Encontramos numa obra biográfica do
historiador medievalista Georges Duby um relato do que os cronistas deixaram
sobre a morte de tão nobre e católico cavaleiro.
Possuía mais de 70 anos, em 1217, e ainda era
visto em campo de batalha, exibindo vigor e coragem. Era comum que cavaleiros
cristãos, nascidos e criados sob rigorosas disciplinas das ordens de cavalarias
ostentassem tal vigor até à idade senil. Alexandre Herculano conta o caso de um
de tais cavaleiros em seu livro “A Morte do Lidador”: o cavaleiro cristão
Gonçalo Mendes da Maia, o qual, em 1170, aos 95 anos de idade, resolveu
comandar uma última batalha contra os mouros, morrendo em combate mas
provocando a fuga do inimigo. O cavaleiro que comandou as defesas de Malta, em
1565, Jean Parisot de La Vallete, estava aos 70 anos
de idade, mas demonstrou grande vigor e combatividade. No entanto, na Festa da
Candelária, 2 de fevereiro de 1219, Guilherme Marechal “desabou de repente”. De
início, nada revelou de suas dores e passou algum tempo sofrendo, sabendo que
seu fim aproximava-se. Quando não aguentou mais, chamou os médicos, os quais
lhe disseram que tinha poucos dias de vida. A partir daí começou a se preparar
para a morte. Sua primeira decisão foi mandar reunir todos seus homens para
comunicar a proximidade de seu fim. “Precisa desse séquito numeroso para o
grande espetáculo que vai começar, o da morte principesca”, disse Georges Duby.

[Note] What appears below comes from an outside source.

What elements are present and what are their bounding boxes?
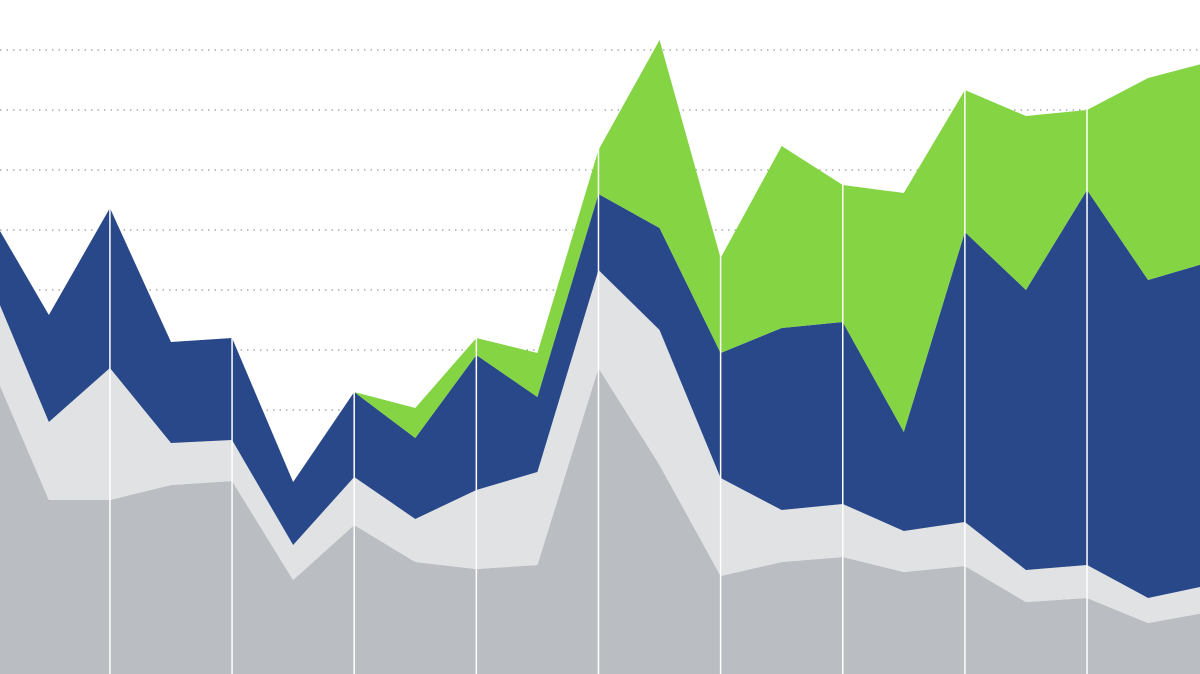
area (0, 270, 1200, 623)
area (0, 368, 1200, 674)
area (0, 40, 1200, 482)
area (0, 190, 1200, 598)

Pede para o levarem até sua casa, onde poderia ter morte mais digna, ao lado da
esposa, filhos e seus criados.
“Desde que chegam, sua
primeira preocupação é libertar-se do fardo que tanto lhe pesa. Pois o homem
que se aproxima da morte deve desfazer-se pouco a pouco de tudo, começando por
abandonar as honrarias do mundo. Primeiro ato, primeira cerimônia de renúncia.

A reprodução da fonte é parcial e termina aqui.